One thing even the staunchest supporters of former President Donald Trump have to admit: Trump is his own worst enemy. He never knows when to stop, and at least 98% of his problems come from his refusal to back away from social media.
Trump took to Truth Social to unleash a tirade over the holiday. He fired off a series of posts on Christmas Eve and Christmas Day that covered a lot of ground, from labeling special counsel Jack Smith as a lunatic to railing against the January 6th Committee.
For good measure, he invited his political adversaries to “rot in Hell.”
A simple “Merry Christmas” would have sufficed. But Trump is fired up and fed up.
Maybe no one else was stirring on Christmas Eve, not even a mouse, but Trump certainly was.
“Joe Biden’s misfits and thugs, like deranged Jack Smith, are coming after me at levels of persecution never seen before in our country,” he began on December 24, going on to mock the January 6th Committee and accuse them of spying and deliberately stacking the deck against him.
He followed up the next day with a Christmas message of cheer, calling the Biden administration “thugs,” listing Biden’s failing policies, and ending with an invitation for Biden and his associates to “rot in Hell.”
But Trump wasn’t done spreading holiday cheer. On Christmas morning, he posted a scathing condemnation of Biden’s “coordinated election interference” with the FBI, DOJ, and Attorneys General before predicting a “big and glorious” victory for MAGA patriots.
It’s Trump through and through. Winning brings out the worst in him, and this time, he was empowered by the Supreme Court’s refusal to expedite a decision regarding his immunity.
Even Al Sharpton crawled out of the cobwebs of obscurity to comment, “I think it shows that these indictments and the civil case, despite his pretense otherwise, has gotten to him.”
It’s the most stunning display of psychosis ever seen in the history of the country. An entire government, from the top down, has politically targeted one man, and his opponents are celebrating that they have “broken” him.
Trump’s “rot in Hell” posts triggered Representative Debbie Dingell (D-MI) to call his message a “pathetic Christmas greeting,” accusing him of adding to the divisiveness in the country.
Her reaction is hardly surprising given that Trump suggested her late husband, the late Representative John Dingell (D-MI), was “looking up from Hell” after he died in 2019.
Following Dingell’s critique of his unique Christmas message, Trump turned his attention to her lack of gratitude after he gave her husband the highest honors for his funeral. He posted that the widow called him in tears because he was willing to “do that for a Democrat.” “She thanked me profusely,” Trump said, noting that within two months, she was back to ranting about him.
While Dingell acknowledged gratitude for the efforts taken by Trump following her husband’s death, such as the symbolic act of lowering flags, she explained at the time that her appreciation did not translate into supporting him in office. She went on to vote for his impeachment at the end of 2019.
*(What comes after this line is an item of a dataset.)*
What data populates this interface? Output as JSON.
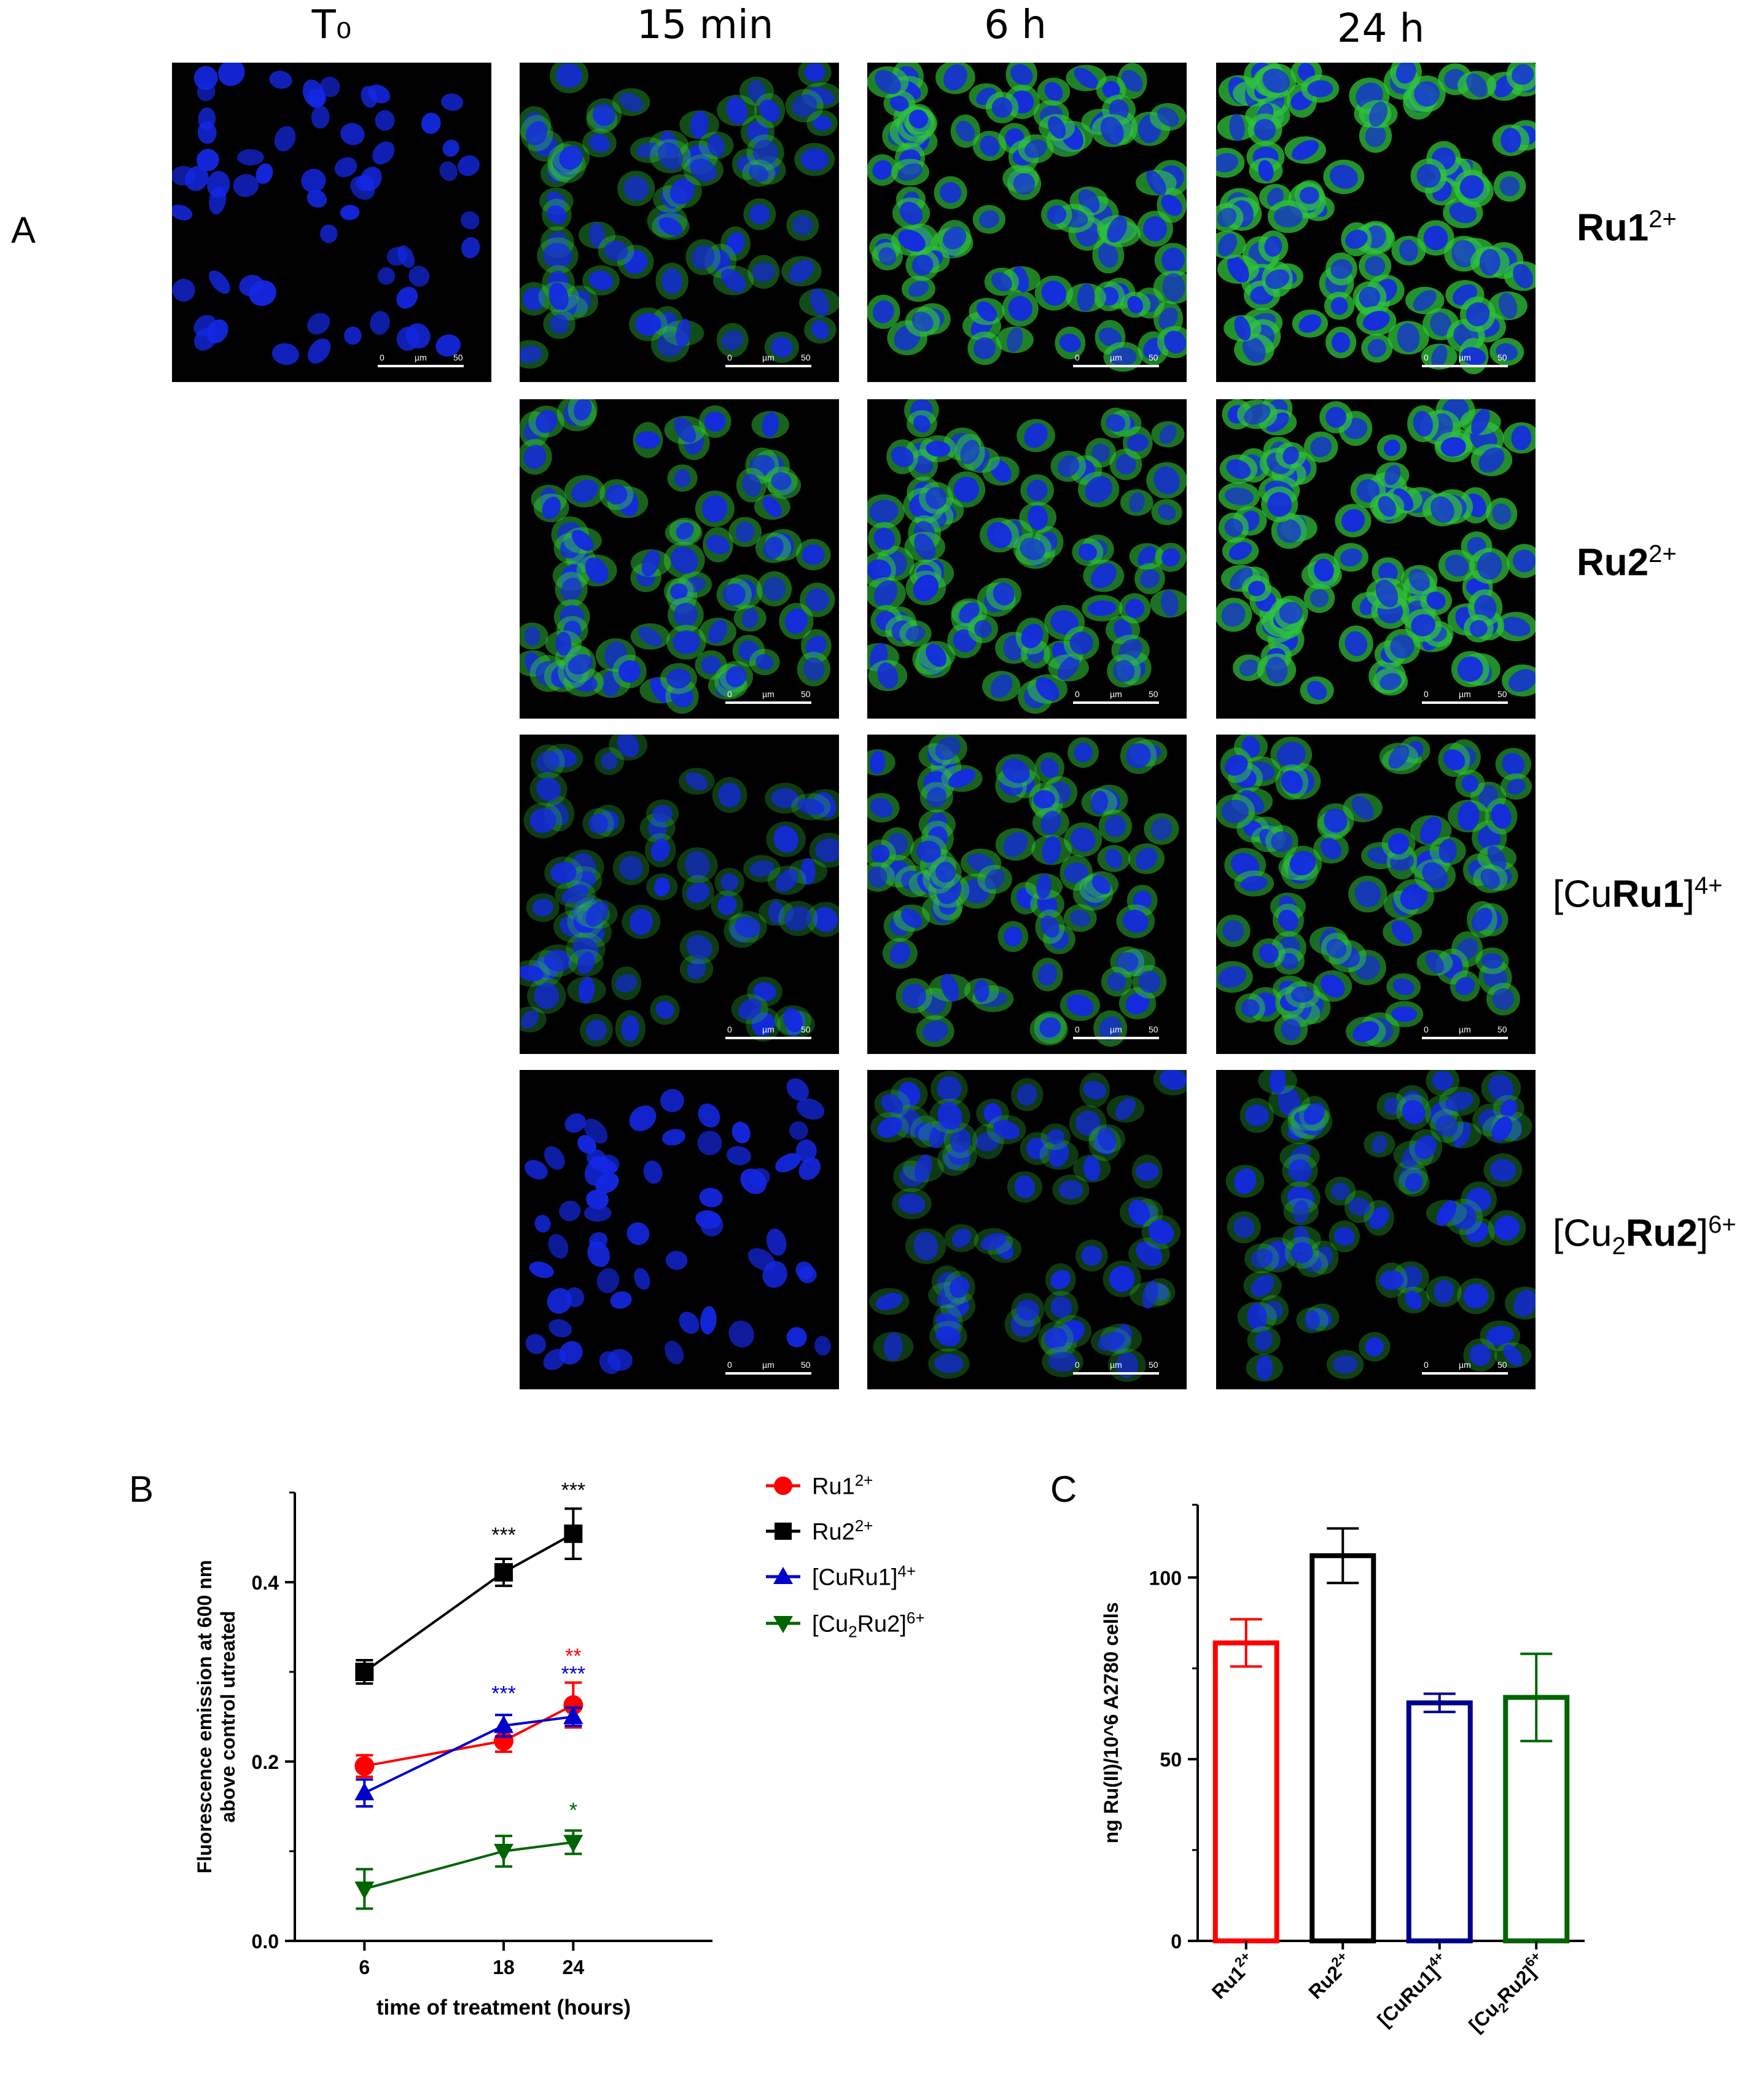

There is a danger for Trump when he rants on social media. The average Democrat can’t be bothered to see his messages for themselves, waiting for CNN or MSNBC to tell them how to feel about his posts. While listing Biden’s failures, Trump mentioned the administration’s “EV lunacy” as a factor in the nation’s deterioration. Liberals quickly spun the comment into a call for all EV supporters to
“rot in Hell.” Of course, Americans were not the target of Trump’s tirade, but why let facts get in the way?
Trump’s less-than-festive Christmas posts included an attack on Obamacare and a promise to produce a “better, and less expensive, alternative.” His supporters have characterized his renewed calls to dismantle the Affordable Care Act as a losing strategy. Polls suggest that Americans have moved on from the disastrous legislation, and many now support it.
Biden’s Christmas messaging was more conventional, featuring him and First Lady Jill Biden reading “The Night Before Christmas” over a visual of White House holiday decorations. Notably absent in Biden’s Christmas greeting was a call for his opponents to “rot in Hell.”
Trump has had a tough year, but every challenge he faces is met with increased support among Republican and Independent voters. The biggest obstacle that Trump faces in 2024 is, as always, his inability to get out of his own way.
It’s impossible to imagine what Trump’s New Year messaging will be. It’s hard to top “Merry Christmas, rot in Hell,” but undoubtedly, it will be equally inspiring.